Bild eines Fernrohrs

DIE ÜBERBEWERTUNG DES „MORGEN“

Leben entsteht beim Gehen, aber wie kommen wir zu den „richtigen“ Entscheidungen, einem energiegeladenen Flow und in eine wünschenswerte Zukunft? Wie der Blick auf das Übermorgen das Heute verändert.

Text Carsten Fuchs

Porträt des Autors von „Überbewertung des Morgen“

Carsten Fuchs, Gründer und Inhaber der Fuchs von Morgen GmbH, war viele Jahre in der Geschäftsführung einer großen Agentur. Heute ist er Zukunftsberater, Aufsichtsrat einer AG, Beirat in Stiftungen und Organisationen und lehrt an zwei Uni­versitäten.

Viele von uns haben gelernt, dass es wichtig ist, sich einen Plan für morgen zu machen – auch ich habe diese Erfahrung gemacht. Was kommt auf deine To Do-Liste, was willst du erledigen? Das wird dann abgearbeitet, damit wieder neue Punkte ergänzt werden können. Und so geht es weiter und weiter.

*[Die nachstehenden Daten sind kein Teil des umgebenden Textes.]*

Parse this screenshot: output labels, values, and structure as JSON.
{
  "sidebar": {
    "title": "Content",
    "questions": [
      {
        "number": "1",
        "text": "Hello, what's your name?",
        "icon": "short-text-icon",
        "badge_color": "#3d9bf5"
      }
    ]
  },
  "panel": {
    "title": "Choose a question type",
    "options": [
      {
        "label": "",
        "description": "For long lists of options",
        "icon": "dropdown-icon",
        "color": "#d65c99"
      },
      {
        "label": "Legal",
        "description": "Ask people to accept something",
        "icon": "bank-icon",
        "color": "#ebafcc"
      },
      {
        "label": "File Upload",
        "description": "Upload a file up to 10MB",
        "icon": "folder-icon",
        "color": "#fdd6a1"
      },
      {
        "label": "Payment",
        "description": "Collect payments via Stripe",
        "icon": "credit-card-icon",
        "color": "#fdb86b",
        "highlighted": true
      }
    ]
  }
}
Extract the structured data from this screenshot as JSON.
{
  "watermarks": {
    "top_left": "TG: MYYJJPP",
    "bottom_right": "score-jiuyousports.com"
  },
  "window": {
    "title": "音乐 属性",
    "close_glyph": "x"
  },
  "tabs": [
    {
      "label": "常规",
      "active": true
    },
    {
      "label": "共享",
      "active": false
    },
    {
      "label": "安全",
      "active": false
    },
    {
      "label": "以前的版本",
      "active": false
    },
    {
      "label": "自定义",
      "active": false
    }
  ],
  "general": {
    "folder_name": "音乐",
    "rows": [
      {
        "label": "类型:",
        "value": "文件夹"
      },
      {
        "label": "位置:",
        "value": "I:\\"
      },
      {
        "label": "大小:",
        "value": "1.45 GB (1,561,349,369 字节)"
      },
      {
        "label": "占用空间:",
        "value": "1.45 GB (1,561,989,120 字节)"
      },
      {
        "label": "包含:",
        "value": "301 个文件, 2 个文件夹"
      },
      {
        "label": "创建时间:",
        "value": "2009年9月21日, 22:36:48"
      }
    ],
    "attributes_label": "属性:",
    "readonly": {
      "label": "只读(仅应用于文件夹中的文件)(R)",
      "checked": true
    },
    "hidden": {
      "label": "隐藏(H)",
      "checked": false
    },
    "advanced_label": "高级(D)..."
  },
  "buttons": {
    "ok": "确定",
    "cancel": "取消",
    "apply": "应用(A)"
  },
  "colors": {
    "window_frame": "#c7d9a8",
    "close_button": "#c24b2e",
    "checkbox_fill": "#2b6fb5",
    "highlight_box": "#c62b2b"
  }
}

Es ist daher nicht verwunderlich, dass für viele das Heute nur eine Wiederholung des Gestern, und das Morgen eine Wiederholung des Heute ist. Schritt für Schritt nach vorne. Das funktioniert und ich möchte nicht sagen, dass diese Vorgehensweise falsch ist.

EIN LEICHTERES LEBEN

Für mich kam mein persönliches ‚Aha-Erlebnis‘ im Anschluss an eine große Lebenskrise. Als ich beruflich mit Volldampf vor die Wand gefahren bin, war mir klar, dass es jetzt nur zwei Möglichkeiten gibt: entweder Kopf in den Sand stecken und weitermachen wie bisher oder alle Regler auf Null stellen und wieder ganz von vorne beginnen.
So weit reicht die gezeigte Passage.